Revenue compared to the first half of last year was up 10%, comfortably above expense growth of two per cent, resulting in a 330 basis points reduction in our cost to income ratio to 45.2%, as wage increases were offset by process and productivity improvements.

Contributing to the performance was strong balance sheet growth as customers increased their business with the major banks for both lending and deposit needs.

• Consumer Banking achieved good growth in lending (up 12%). Mortgage growth was solid although slower than the first half of 2007 as easing property valuations and high interest rates dampened demand.

• Business Banking delivered a strong performance supported by a 14% increase in business lending growth driven by agribusiness, property and corporate lending.

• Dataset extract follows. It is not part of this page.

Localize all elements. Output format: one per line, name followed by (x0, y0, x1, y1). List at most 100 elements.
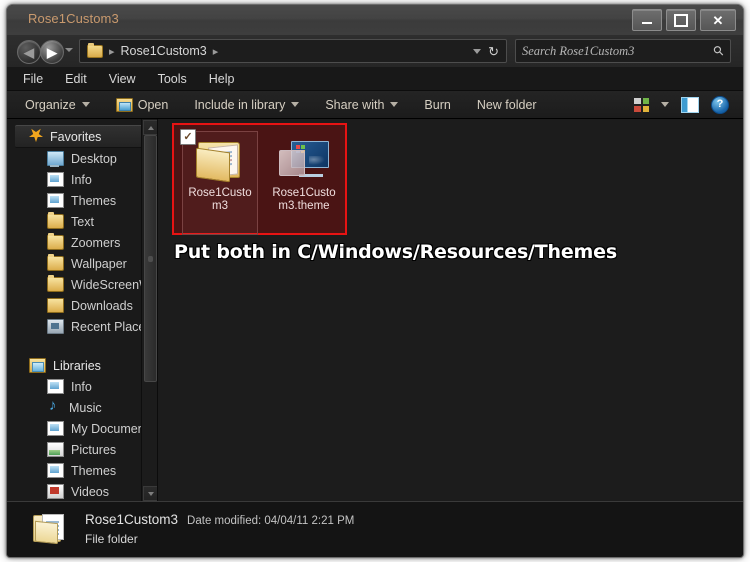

• Deposit volumes grew 15%, supported by the full year effect of the On-line Bonus Saver product launch and a 23% increase in term deposit balances reflecting changing customer preferences and a flight to quality.

• Non interest income declined by $5 million or 2%. Fee reductions in early 2007 impacted the current six months and proceeds from the sale of MasterCard Inc. shares were not repeated.

Net interest margin (NIM) decreased three basis points on the prior corresponding period, reflecting higher funding costs and continued migration to fixed housing loans and online deposit products. NIM was up one basis point on the half year to September 2007 driven by close attention to margin management and the success in achieving growth above average market levels in term deposits.